プライベートの話をすると、小学3年生の時に父親が亡くなり、母子世帯だったこともあって、高校時代からマルクス主義に傾倒し、マルクスを勉強するために経済学部に進みました。当時は、全共闘運動が活発な時代で、学生運動が盛んな大学だったのでストが多く、2週間くらい授業がないことがよくありました。そうしたキャンパスの中で、学祭でルポライターに講演をしてもらったり、有名な三池炭鉱争議を学びに直接当該労組の組合員に話を聞きに行ったりしました。そうした背景もあり「労働」ということに興味があり、「労働」に関する実態と理論的なことを学びたいと思い、大学院へ進むことを決めました。

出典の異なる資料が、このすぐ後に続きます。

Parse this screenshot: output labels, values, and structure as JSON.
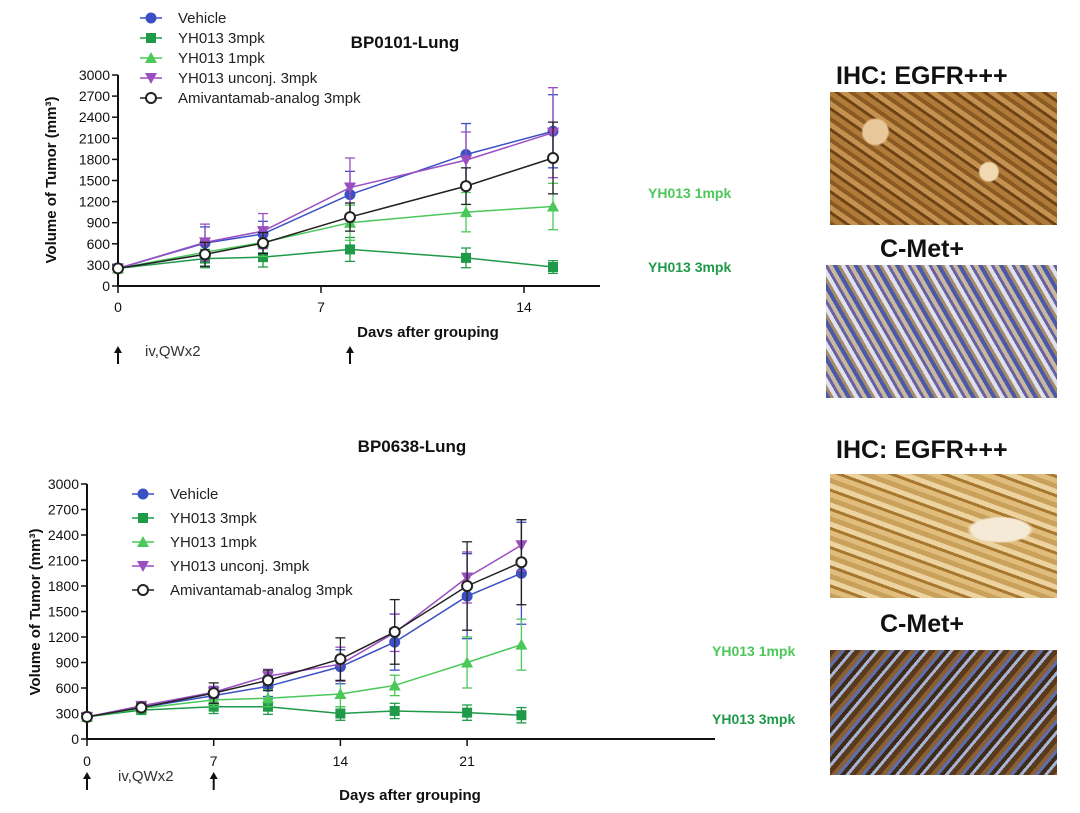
{
  "colors": {
    "vehicle": "#3b50c4",
    "yh013_3mpk": "#1f9a48",
    "yh013_1mpk": "#4cc85a",
    "unconj": "#9b4fc0",
    "amiv": "#222222"
  },
  "chart_data": [
    {
      "type": "line",
      "title": "BP0101-Lung",
      "xlabel": "Davs after grouping",
      "ylabel": "Volume of Tumor (mm³)",
      "xlim": [
        0,
        16.5
      ],
      "ylim": [
        0,
        3000
      ],
      "xticks": [
        "0",
        "7",
        "14"
      ],
      "yticks": [
        "0",
        "300",
        "600",
        "900",
        "1200",
        "1500",
        "1800",
        "2100",
        "2400",
        "2700",
        "3000"
      ],
      "legend_position": "top-left",
      "x": [
        0,
        3,
        5,
        8,
        12,
        15
      ],
      "series": [
        {
          "name": "Vehicle",
          "marker": "circle",
          "values": [
            250,
            610,
            740,
            1300,
            1870,
            2200
          ],
          "error": [
            30,
            230,
            180,
            330,
            440,
            520
          ]
        },
        {
          "name": "YH013 3mpk",
          "marker": "square",
          "values": [
            250,
            390,
            410,
            520,
            400,
            270
          ],
          "error": [
            30,
            130,
            140,
            170,
            140,
            90
          ]
        },
        {
          "name": "YH013 1mpk",
          "marker": "triangle-up",
          "values": [
            250,
            480,
            620,
            900,
            1050,
            1130
          ],
          "error": [
            30,
            200,
            200,
            250,
            280,
            330
          ]
        },
        {
          "name": "YH013 unconj. 3mpk",
          "marker": "triangle-down",
          "values": [
            250,
            620,
            780,
            1400,
            1790,
            2180
          ],
          "error": [
            30,
            260,
            250,
            420,
            400,
            640
          ]
        },
        {
          "name": "Amivantamab-analog 3mpk",
          "marker": "open-circle",
          "values": [
            250,
            450,
            610,
            980,
            1420,
            1820
          ],
          "error": [
            30,
            170,
            150,
            200,
            260,
            510
          ]
        }
      ],
      "annotations": {
        "dosing": "iv,QWx2",
        "dose_days": [
          0,
          8
        ],
        "label_1mpk": "YH013 1mpk",
        "label_3mpk": "YH013 3mpk"
      }
    },
    {
      "type": "line",
      "title": "BP0638-Lung",
      "xlabel": "Days after grouping",
      "ylabel": "Volume of Tumor (mm³)",
      "xlim": [
        0,
        27
      ],
      "ylim": [
        0,
        3000
      ],
      "xticks": [
        "0",
        "7",
        "14",
        "21"
      ],
      "yticks": [
        "0",
        "300",
        "600",
        "900",
        "1200",
        "1500",
        "1800",
        "2100",
        "2400",
        "2700",
        "3000"
      ],
      "legend_position": "top-left",
      "x": [
        0,
        3,
        7,
        10,
        14,
        17,
        21,
        24
      ],
      "series": [
        {
          "name": "Vehicle",
          "marker": "circle",
          "values": [
            260,
            370,
            510,
            620,
            850,
            1140,
            1680,
            1950
          ],
          "error": [
            30,
            50,
            100,
            120,
            200,
            330,
            500,
            600
          ]
        },
        {
          "name": "YH013 3mpk",
          "marker": "square",
          "values": [
            260,
            340,
            380,
            380,
            300,
            330,
            310,
            280
          ],
          "error": [
            30,
            40,
            80,
            90,
            80,
            90,
            90,
            90
          ]
        },
        {
          "name": "YH013 1mpk",
          "marker": "triangle-up",
          "values": [
            260,
            360,
            460,
            480,
            530,
            630,
            900,
            1110
          ],
          "error": [
            30,
            40,
            80,
            100,
            150,
            120,
            300,
            300
          ]
        },
        {
          "name": "YH013 unconj. 3mpk",
          "marker": "triangle-down",
          "values": [
            260,
            390,
            550,
            740,
            880,
            1250,
            1900,
            2280
          ],
          "error": [
            30,
            50,
            70,
            80,
            200,
            220,
            300,
            300
          ]
        },
        {
          "name": "Amivantamab-analog 3mpk",
          "marker": "open-circle",
          "values": [
            260,
            370,
            540,
            690,
            940,
            1260,
            1800,
            2080
          ],
          "error": [
            30,
            50,
            120,
            120,
            250,
            380,
            520,
            500
          ]
        }
      ],
      "annotations": {
        "dosing": "iv,QWx2",
        "dose_days": [
          0,
          7
        ],
        "label_1mpk": "YH013 1mpk",
        "label_3mpk": "YH013 3mpk"
      }
    }
  ],
  "ihc": {
    "top_egfr": "IHC: EGFR+++",
    "top_cmet": "C-Met+",
    "bottom_egfr": "IHC: EGFR+++",
    "bottom_cmet": "C-Met+"
  }
}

 私の研究者としてのスタンスと重なりますが、労働の現場を見ていると、AIやデジタルサイエンスの専門性が高くなっている一方で、専門性だけではなく、幅広い知識、知恵の取得も必要だと思っています。より幅の広い技量が必要とされるので、学部を超えた教育やいわゆる教養教育をもっと広げていくべきだと考えております。

 医療、健康系の学部の学生には、「多職種連携」がカリキュラムの中でも重要視されるようになってきています。薬剤師や看護師、介護士、栄養士などの専門職が独立していればよいという時代ではなく、が、互いの領域を理解しながら仕事をしていく必要が強まっています。そこで、薬学部、栄養学部、心理学部、総合リハビリテーション学部に神戸市看護大学看護学部を加えた5学部合同で専門職連携プログラムを実施しています。他学部の学生と出会えて、刺激が多いと学生からも人気で、学部を超えた学びを深めていくことが、これからの時代、重要になっていくと考えています。

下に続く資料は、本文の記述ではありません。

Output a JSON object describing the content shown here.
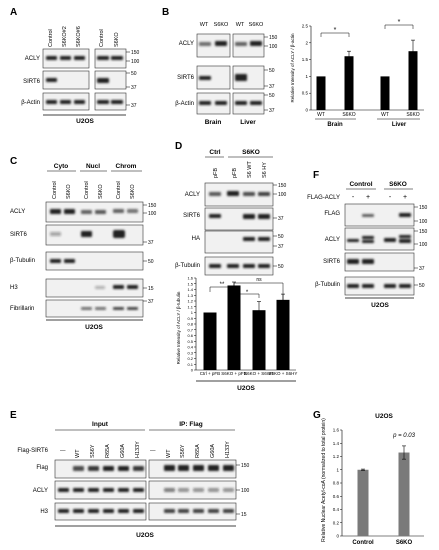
{
  "panels": {
    "A": {
      "letter": "A",
      "samples": [
        "Control",
        "S6KO#2",
        "S6KO#6",
        "Control",
        "S6KO"
      ],
      "blots": [
        "ACLY",
        "SIRT6",
        "β-Actin"
      ],
      "markers": [
        "150",
        "100",
        "50",
        "37",
        "37"
      ],
      "cell_line": "U2OS"
    },
    "B": {
      "letter": "B",
      "samples": [
        "WT",
        "S6KO",
        "WT",
        "S6KO"
      ],
      "blots": [
        "ACLY",
        "SIRT6",
        "β-Actin"
      ],
      "markers": [
        "150",
        "100",
        "50",
        "37",
        "50",
        "37"
      ],
      "tissues": [
        "Brain",
        "Liver"
      ]
    },
    "B_chart": {
      "ylabel": "Relative Intensity of ACLY / β-actin",
      "xlabels": [
        "WT",
        "S6KO",
        "WT",
        "S6KO"
      ],
      "groups": [
        "Brain",
        "Liver"
      ],
      "yticks": [
        "0",
        "0.5",
        "1",
        "1.5",
        "2",
        "2.5"
      ],
      "sig": [
        "*",
        "*"
      ]
    },
    "C": {
      "letter": "C",
      "fractions": [
        "Cyto",
        "Nucl",
        "Chrom"
      ],
      "samples": [
        "Control",
        "S6KO",
        "Control",
        "S6KO",
        "Control",
        "S6KO"
      ],
      "blots": [
        "ACLY",
        "SIRT6",
        "β-Tubulin",
        "H3",
        "Fibrillarin"
      ],
      "markers": [
        "150",
        "100",
        "37",
        "50",
        "15",
        "37"
      ],
      "cell_line": "U2OS"
    },
    "D": {
      "letter": "D",
      "groups": [
        "Ctrl",
        "S6KO"
      ],
      "samples": [
        "pFB",
        "pFB",
        "S6 WT",
        "S6 HY"
      ],
      "blots": [
        "ACLY",
        "SIRT6",
        "HA",
        "β-Tubulin"
      ],
      "markers": [
        "150",
        "100",
        "37",
        "50",
        "37",
        "50"
      ],
      "cell_line": "U2OS"
    },
    "D_chart": {
      "ylabel": "Relative Intensity of ACLY / β-tubulin",
      "xlabels": [
        "Ctrl + pFB",
        "S6KO + pFB",
        "S6KO + S6WT",
        "S6KO + S6HY"
      ],
      "yticks": [
        "0",
        "0.1",
        "0.2",
        "0.3",
        "0.4",
        "0.5",
        "0.6",
        "0.7",
        "0.8",
        "0.9",
        "1",
        "1.1",
        "1.2",
        "1.3",
        "1.4",
        "1.5",
        "1.6"
      ],
      "sig": [
        "**",
        "*",
        "ns"
      ]
    },
    "E": {
      "letter": "E",
      "headers": [
        "Input",
        "IP: Flag"
      ],
      "row_label": "Flag-SIRT6",
      "samples": [
        "—",
        "WT",
        "S56Y",
        "R65A",
        "G60A",
        "H133Y"
      ],
      "blots": [
        "Flag",
        "ACLY",
        "H3"
      ],
      "markers": [
        "150",
        "100",
        "15"
      ],
      "cell_line": "U2OS"
    },
    "F": {
      "letter": "F",
      "groups": [
        "Control",
        "S6KO"
      ],
      "row_label": "FLAG-ACLY",
      "signs": [
        "-",
        "+",
        "-",
        "+"
      ],
      "blots": [
        "FLAG",
        "ACLY",
        "SIRT6",
        "β-Tubulin"
      ],
      "markers": [
        "150",
        "100",
        "150",
        "100",
        "37",
        "50"
      ],
      "cell_line": "U2OS"
    },
    "G": {
      "letter": "G",
      "title": "U2OS",
      "ylabel": "Relative Nuclear Acetyl-coA (normalized to total protein)",
      "xlabels": [
        "Control",
        "S6KO"
      ],
      "yticks": [
        "0",
        "0.2",
        "0.4",
        "0.6",
        "0.8",
        "1",
        "1.2",
        "1.4",
        "1.6"
      ],
      "pvalue": "p = 0.03"
    }
  },
  "chart_data": [
    {
      "type": "bar",
      "panel": "B",
      "categories": [
        "WT",
        "S6KO",
        "WT",
        "S6KO"
      ],
      "groups": [
        "Brain",
        "Brain",
        "Liver",
        "Liver"
      ],
      "values": [
        1.0,
        1.6,
        1.0,
        1.75
      ],
      "errors": [
        0,
        0.15,
        0,
        0.33
      ],
      "ylabel": "Relative Intensity of ACLY / β-actin",
      "ylim": [
        0,
        2.5
      ]
    },
    {
      "type": "bar",
      "panel": "D",
      "categories": [
        "Ctrl + pFB",
        "S6KO + pFB",
        "S6KO + S6WT",
        "S6KO + S6HY"
      ],
      "values": [
        1.0,
        1.47,
        1.04,
        1.22
      ],
      "errors": [
        0,
        0.06,
        0.15,
        0.1
      ],
      "ylabel": "Relative Intensity of ACLY / β-tubulin",
      "ylim": [
        0,
        1.6
      ]
    },
    {
      "type": "bar",
      "panel": "G",
      "title": "U2OS",
      "categories": [
        "Control",
        "S6KO"
      ],
      "values": [
        1.0,
        1.26
      ],
      "errors": [
        0.01,
        0.1
      ],
      "ylabel": "Relative Nuclear Acetyl-coA (normalized to total protein)",
      "ylim": [
        0,
        1.6
      ]
    }
  ]
}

教員が魅力的な授業をすることが不可欠で大前提ではありますが、学長として伝えているのは、神戸学院大学は学生にさまざまな機会を提供し、学生にはそうした機会の中でさまざまな出会いをしてほしいということです。動かなければ出会いはないし、気づきもないと思います。就職活動で自己分析をしますが、自分の強みや、好きなことを頭の中だけで考えていても答えが出ないことが多い。何かアクションをして、人と出会う中で、良いことがあったり、悪いことがあったり、苦労したり、楽しかったり、成功や失敗を経験する中で、自己分析が進むのではないかと思っています。

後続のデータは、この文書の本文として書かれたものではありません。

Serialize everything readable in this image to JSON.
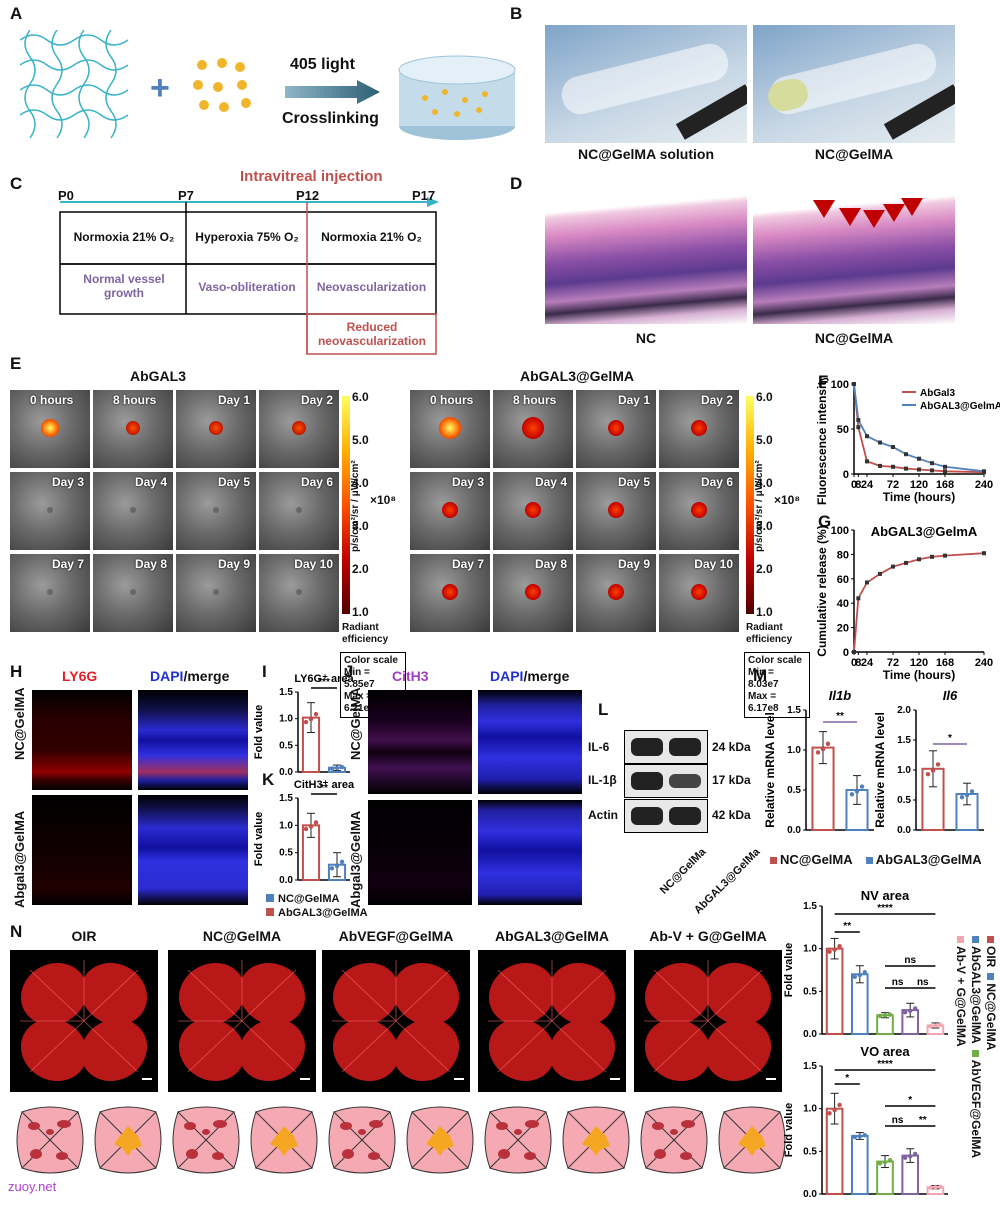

これは、キャリア心理学のジャンルで有名な「計画的な偶然」という言葉と重なります。偶然のように思える出来事は、自分ではそれとは意識せずに選択を繰り返してきた結果なのであり、そうした出会いの中で今のキャリアがあるという研究結果から導き出された言葉です。何かにトライしていないと出会いはないので、そうした場を提供していく大学でありたいと考えていますし、学生たちにも大いにその場を活用してもらいたいと思っています。

神戸学院大学学長

中村 恵

1955年生まれ。79年京都大学経済学部卒業。84年名古屋大学大学院経済学研究科博士後期課程単位取得満期退学。その後、名古屋大学経済学部助手、神戸学院大学経済学部講師、助教授、教授、副学長、現代社会学部教授、学部長を経て、2022年から現職。